The head of the company responsible for rolling out the National Broadband Plan (NBP) has said it is looking at opportunities to accelerate the seven-year building programme.

But the chief executive of National Broadband Ireland, Peter Hendrick, indicated that getting sufficient skills could be a difficulty.

"In doing so, there are some challenges ahead in terms of getting people into the country, resources, training-up," he said.

"There are lots of students and graduates, getting them trained under apprenticeships. Many of our industry partners have started that process and it is a critical one," he added.

The NBP roll-out was originally planned to take place over seven years.

But the Government is now exploring whether that can be faster, due to the move to remote working brought about by the Covid-19 pandemic and the benefits that will flow from increased rural connectivity.

Speaking to the Connected Ireland event organised by Total Telecom and Nokia, Mr Hendrick said the NBI team has grown from 30 this time last year to 900 today.

He said it will increase further to between 1,500-1,800 as the roll-out ramps up and could even reach 2,000 if the roll-out is accelerated.

Mr Hendrick said 35 retailer providers have signed up to supply services using the network.

He said customers connecting to the network for the first time will be offered a minimum speed of 500Mbps, rising to 1Gbps where wanted.

But he added that the network when complete will be capable of handling speeds of up to 10Gbps, making it futureproofed for the next 10-15 years.

"Future-proofing the technology is critical," he said.
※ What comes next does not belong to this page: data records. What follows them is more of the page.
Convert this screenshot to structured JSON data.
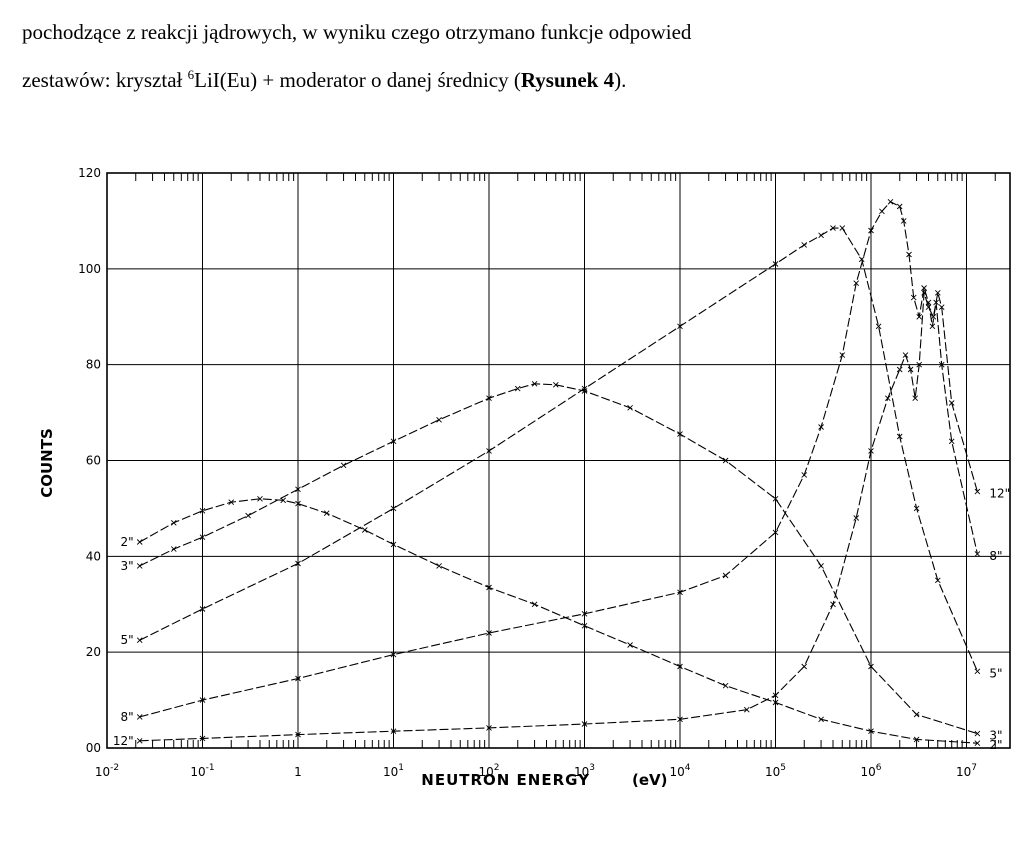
{
  "intro": {
    "line1": "pochodzące z reakcji jądrowych, w wyniku czego otrzymano funkcje odpowied",
    "line2_pre": "zestawów: kryształ ",
    "line2_sup": "6",
    "line2_mid": "LiI(Eu) + moderator o danej średnicy (",
    "line2_bold": "Rysunek 4",
    "line2_post": ")."
  },
  "chart_data": {
    "type": "line",
    "title": "",
    "xlabel": "NEUTRON ENERGY",
    "xunit": "(eV)",
    "ylabel": "COUNTS",
    "xscale": "log",
    "xlim": [
      0.01,
      20000000
    ],
    "ylim": [
      0,
      120
    ],
    "grid": true,
    "x_ticks": [
      {
        "value": 0.01,
        "base": "10",
        "exp": "-2"
      },
      {
        "value": 0.1,
        "base": "10",
        "exp": "-1"
      },
      {
        "value": 1,
        "base": "1",
        "exp": ""
      },
      {
        "value": 10,
        "base": "10",
        "exp": "1"
      },
      {
        "value": 100,
        "base": "10",
        "exp": "2"
      },
      {
        "value": 1000,
        "base": "10",
        "exp": "3"
      },
      {
        "value": 10000,
        "base": "10",
        "exp": "4"
      },
      {
        "value": 100000,
        "base": "10",
        "exp": "5"
      },
      {
        "value": 1000000,
        "base": "10",
        "exp": "6"
      },
      {
        "value": 10000000,
        "base": "10",
        "exp": "7"
      }
    ],
    "y_ticks": [
      {
        "value": 0,
        "label": "00"
      },
      {
        "value": 20,
        "label": "20"
      },
      {
        "value": 40,
        "label": "40"
      },
      {
        "value": 60,
        "label": "60"
      },
      {
        "value": 80,
        "label": "80"
      },
      {
        "value": 100,
        "label": "100"
      },
      {
        "value": 120,
        "label": "120"
      }
    ],
    "series": [
      {
        "name": "2\"",
        "label_side": "left",
        "x": [
          0.022,
          0.05,
          0.1,
          0.2,
          0.4,
          0.7,
          1,
          2,
          5,
          10,
          30,
          100,
          300,
          1000,
          3000,
          10000,
          30000,
          100000,
          300000,
          1000000,
          3000000,
          13000000
        ],
        "values": [
          43,
          47,
          49.5,
          51.3,
          52,
          51.7,
          51,
          49,
          45.5,
          42.5,
          38,
          33.5,
          30,
          25.5,
          21.5,
          17,
          13,
          9.5,
          6,
          3.5,
          1.8,
          1
        ]
      },
      {
        "name": "3\"",
        "label_side": "right",
        "x": [
          0.022,
          0.05,
          0.1,
          0.3,
          1,
          3,
          10,
          30,
          100,
          200,
          300,
          500,
          1000,
          3000,
          10000,
          30000,
          100000,
          300000,
          1000000,
          3000000,
          13000000
        ],
        "values": [
          38,
          41.5,
          44,
          48.5,
          54,
          59,
          64,
          68.5,
          73,
          75,
          76,
          75.8,
          74.5,
          71,
          65.5,
          60,
          52,
          38,
          17,
          7,
          3
        ]
      },
      {
        "name": "5\"",
        "label_side": "right",
        "x": [
          0.022,
          0.1,
          1,
          10,
          100,
          1000,
          10000,
          100000,
          200000,
          300000,
          400000,
          500000,
          800000,
          1200000,
          2000000,
          3000000,
          5000000,
          13000000
        ],
        "values": [
          22.5,
          29,
          38.5,
          50,
          62,
          75,
          88,
          101,
          105,
          107,
          108.5,
          108.5,
          102,
          88,
          65,
          50,
          35,
          16
        ]
      },
      {
        "name": "8\"",
        "label_side": "right",
        "x": [
          0.022,
          0.1,
          1,
          10,
          100,
          1000,
          10000,
          30000,
          100000,
          200000,
          300000,
          500000,
          700000,
          1000000,
          1300000,
          1600000,
          2000000,
          2200000,
          2500000,
          2800000,
          3200000,
          3600000,
          4000000,
          4400000,
          4800000,
          5500000,
          7000000,
          13000000
        ],
        "values": [
          6.5,
          10,
          14.5,
          19.5,
          24,
          28,
          32.5,
          36,
          45,
          57,
          67,
          82,
          97,
          108,
          112,
          114,
          113,
          110,
          103,
          94,
          90,
          96,
          93,
          88,
          93,
          80,
          64,
          40.5
        ]
      },
      {
        "name": "12\"",
        "label_side": "right",
        "x": [
          0.022,
          0.1,
          1,
          10,
          100,
          1000,
          10000,
          50000,
          100000,
          200000,
          400000,
          700000,
          1000000,
          1500000,
          2000000,
          2300000,
          2600000,
          2900000,
          3200000,
          3600000,
          4000000,
          4500000,
          5000000,
          5500000,
          7000000,
          13000000
        ],
        "values": [
          1.5,
          2,
          2.8,
          3.5,
          4.2,
          5,
          6,
          8,
          11,
          17,
          30,
          48,
          62,
          73,
          79,
          82,
          79,
          73,
          80,
          95,
          92,
          90,
          95,
          92,
          72,
          53.5
        ]
      }
    ]
  }
}
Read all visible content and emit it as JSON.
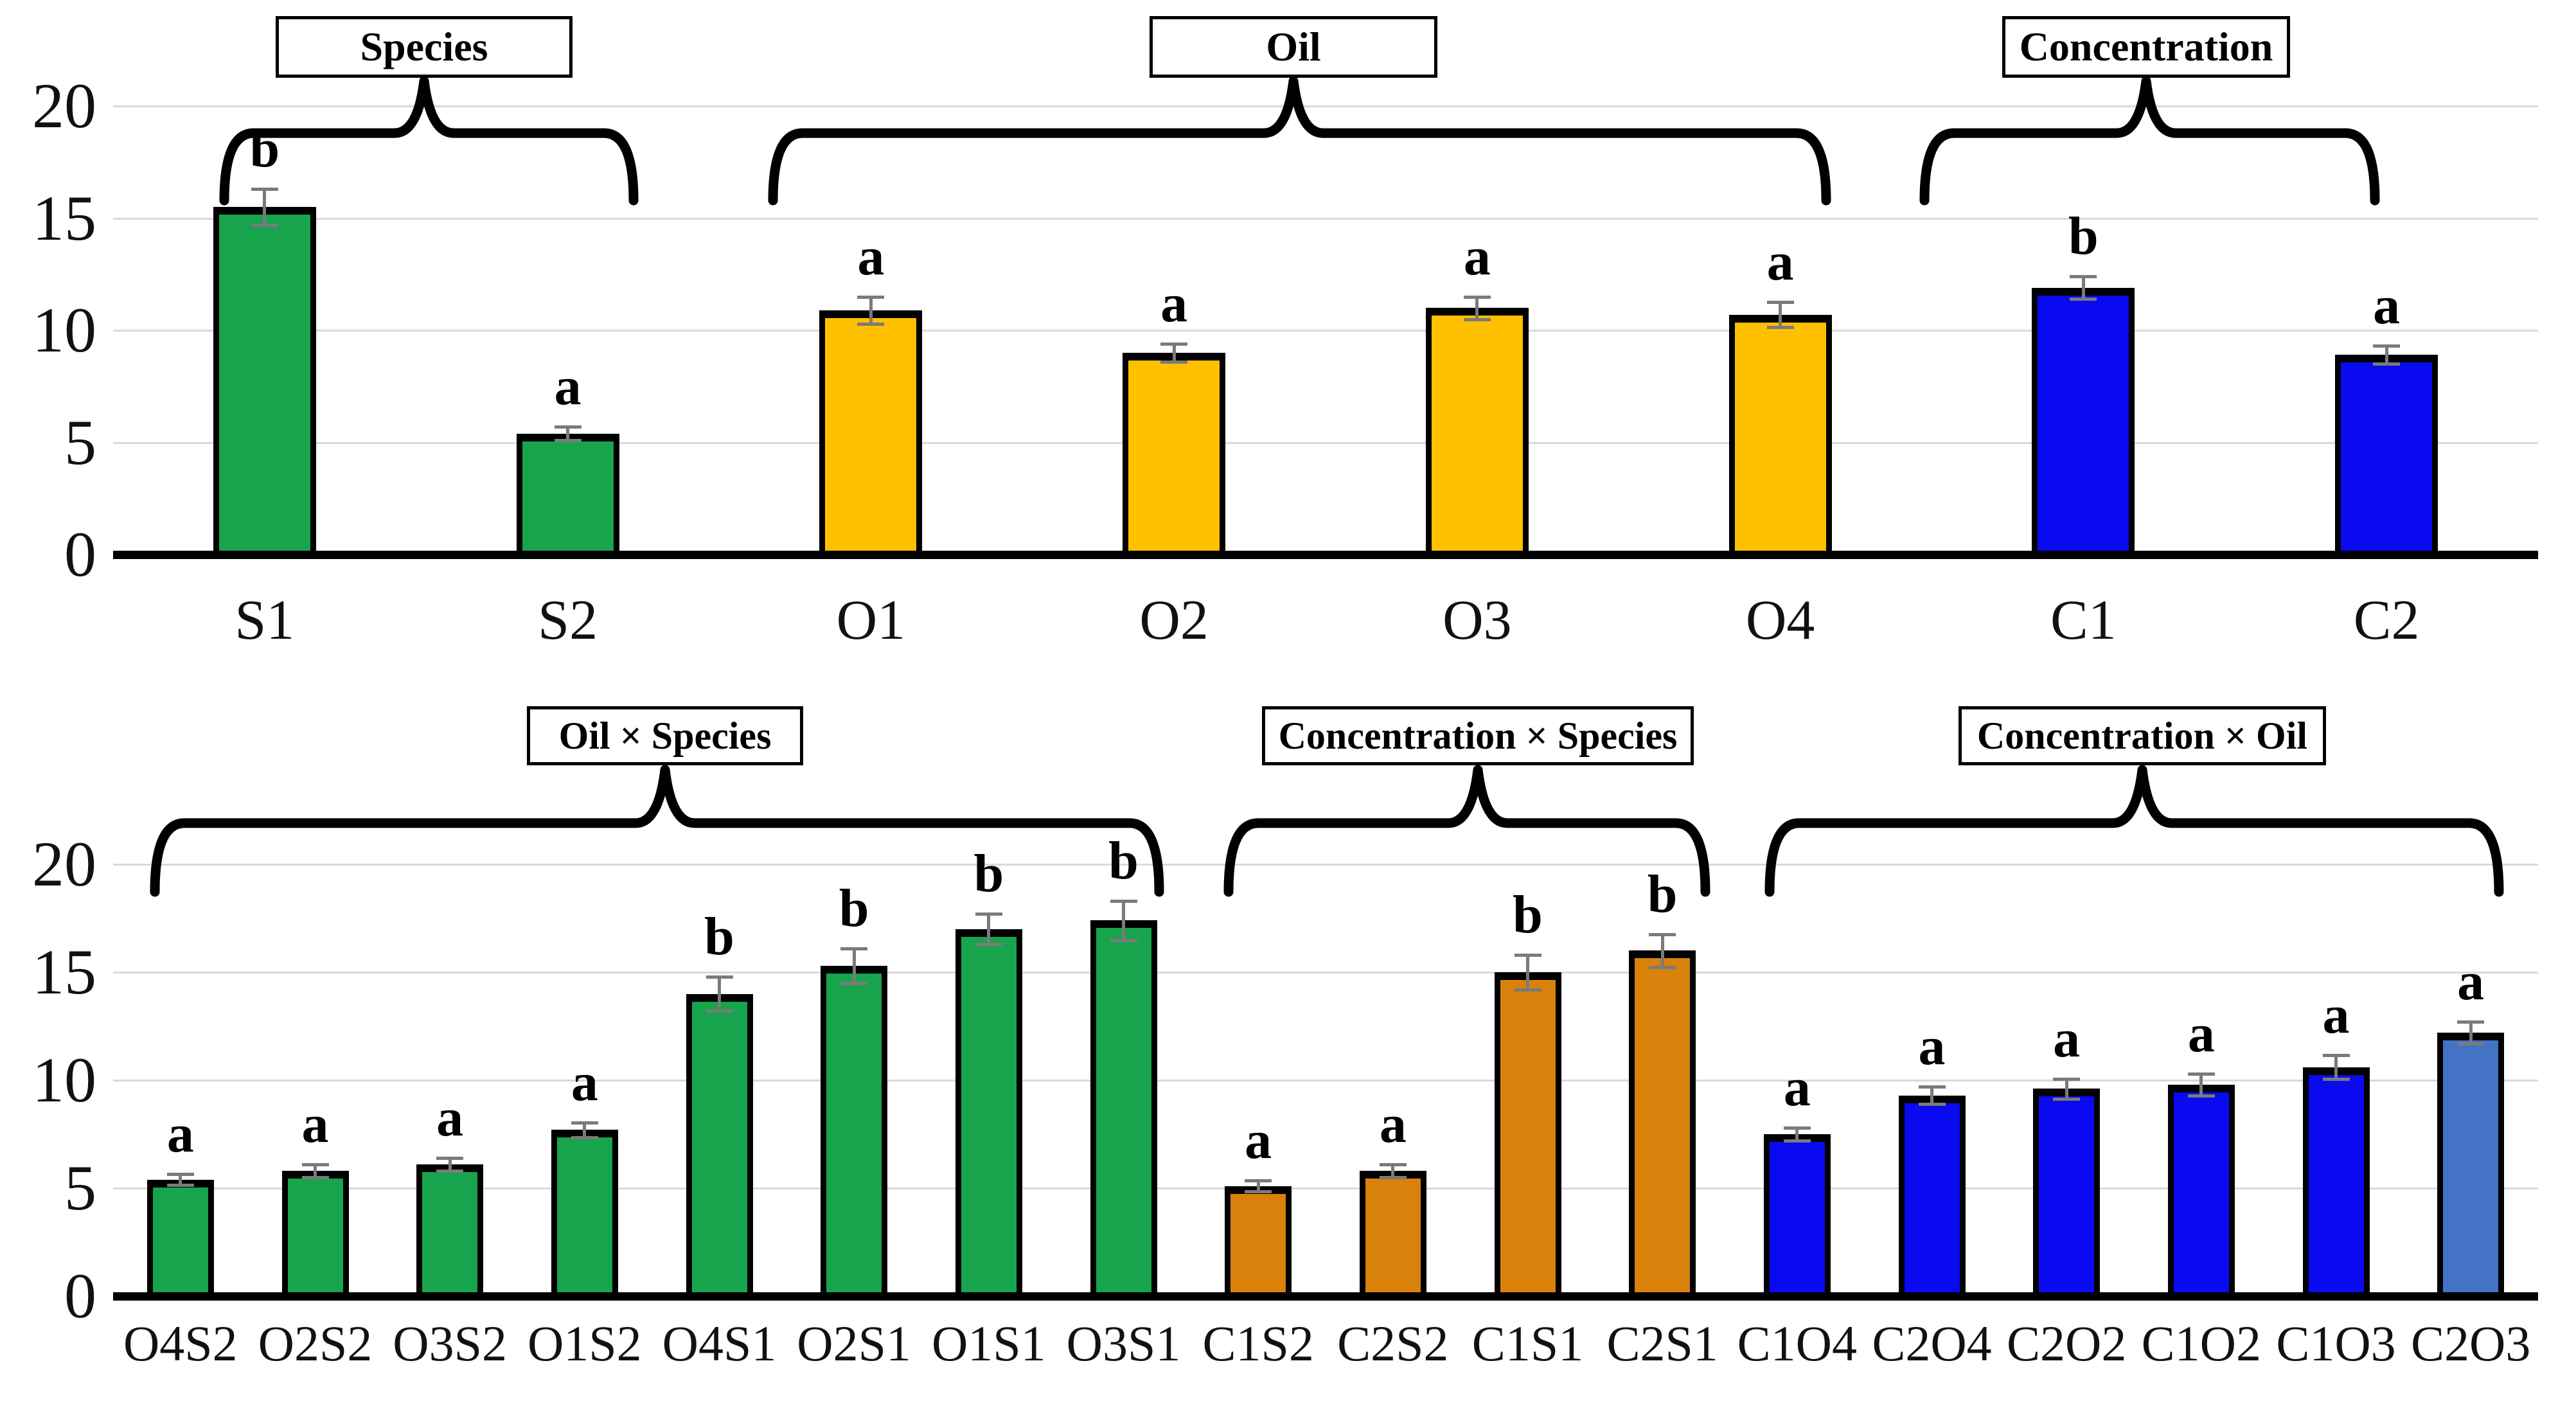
{
  "figure": {
    "background": "#ffffff",
    "palette": {
      "green": "#17A44C",
      "gold": "#FFC000",
      "blue": "#0A0AF0",
      "orange": "#D8820C",
      "steel_blue": "#4472C4",
      "bar_border": "#000000",
      "error_bar": "#7a7a7a",
      "gridline": "#d9d9d9",
      "axis": "#000000"
    }
  },
  "chart_data": [
    {
      "id": "main-effects",
      "type": "bar",
      "title": "",
      "categories": [
        "S1",
        "S2",
        "O1",
        "O2",
        "O3",
        "O4",
        "C1",
        "C2"
      ],
      "values": [
        15.5,
        5.4,
        10.9,
        9.0,
        11.0,
        10.7,
        11.9,
        8.9
      ],
      "errors": [
        0.8,
        0.3,
        0.6,
        0.4,
        0.5,
        0.55,
        0.5,
        0.4
      ],
      "letters": [
        "b",
        "a",
        "a",
        "a",
        "a",
        "a",
        "b",
        "a"
      ],
      "bar_colors": [
        "green",
        "green",
        "gold",
        "gold",
        "gold",
        "gold",
        "blue",
        "blue"
      ],
      "groups": [
        {
          "label": "Species",
          "members": [
            "S1",
            "S2"
          ]
        },
        {
          "label": "Oil",
          "members": [
            "O1",
            "O2",
            "O3",
            "O4"
          ]
        },
        {
          "label": "Concentration",
          "members": [
            "C1",
            "C2"
          ]
        }
      ],
      "y_ticks": [
        0,
        5,
        10,
        15,
        20
      ],
      "ylim": [
        0,
        20
      ],
      "xlabel": "",
      "ylabel": "",
      "grid": true,
      "legend": false
    },
    {
      "id": "interaction-effects",
      "type": "bar",
      "title": "",
      "categories": [
        "O4S2",
        "O2S2",
        "O3S2",
        "O1S2",
        "O4S1",
        "O2S1",
        "O1S1",
        "O3S1",
        "C1S2",
        "C2S2",
        "C1S1",
        "C2S1",
        "C1O4",
        "C2O4",
        "C2O2",
        "C1O2",
        "C1O3",
        "C2O3"
      ],
      "values": [
        5.4,
        5.8,
        6.1,
        7.7,
        14.0,
        15.3,
        17.0,
        17.4,
        5.1,
        5.8,
        15.0,
        16.0,
        7.5,
        9.3,
        9.6,
        9.8,
        10.6,
        12.2
      ],
      "errors": [
        0.25,
        0.3,
        0.3,
        0.35,
        0.8,
        0.8,
        0.7,
        0.9,
        0.25,
        0.3,
        0.8,
        0.75,
        0.3,
        0.4,
        0.45,
        0.5,
        0.55,
        0.5
      ],
      "letters": [
        "a",
        "a",
        "a",
        "a",
        "b",
        "b",
        "b",
        "b",
        "a",
        "a",
        "b",
        "b",
        "a",
        "a",
        "a",
        "a",
        "a",
        "a"
      ],
      "bar_colors": [
        "green",
        "green",
        "green",
        "green",
        "green",
        "green",
        "green",
        "green",
        "orange",
        "orange",
        "orange",
        "orange",
        "blue",
        "blue",
        "blue",
        "blue",
        "blue",
        "steel_blue"
      ],
      "groups": [
        {
          "label": "Oil × Species",
          "members": [
            "O4S2",
            "O2S2",
            "O3S2",
            "O1S2",
            "O4S1",
            "O2S1",
            "O1S1",
            "O3S1"
          ]
        },
        {
          "label": "Concentration × Species",
          "members": [
            "C1S2",
            "C2S2",
            "C1S1",
            "C2S1"
          ]
        },
        {
          "label": "Concentration × Oil",
          "members": [
            "C1O4",
            "C2O4",
            "C2O2",
            "C1O2",
            "C1O3",
            "C2O3"
          ]
        }
      ],
      "y_ticks": [
        0,
        5,
        10,
        15,
        20
      ],
      "ylim": [
        0,
        20
      ],
      "xlabel": "",
      "ylabel": "",
      "grid": true,
      "legend": false
    }
  ]
}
He said building work on the roll-out will have begun in all 26 counties by the end of this year.

170,000 premises have now been surveyed and 136,000 designed received for the 544,000 premises that fall under the NBP contract.

Mr Hendrick also said that 113 Broadband Connection Points, which are shared rural community spaces where high-speed broadband is available, have now been connected, with 29 of those in schools.

In the last few weeks, the first premises were formally connected to the National Broadband Plan network.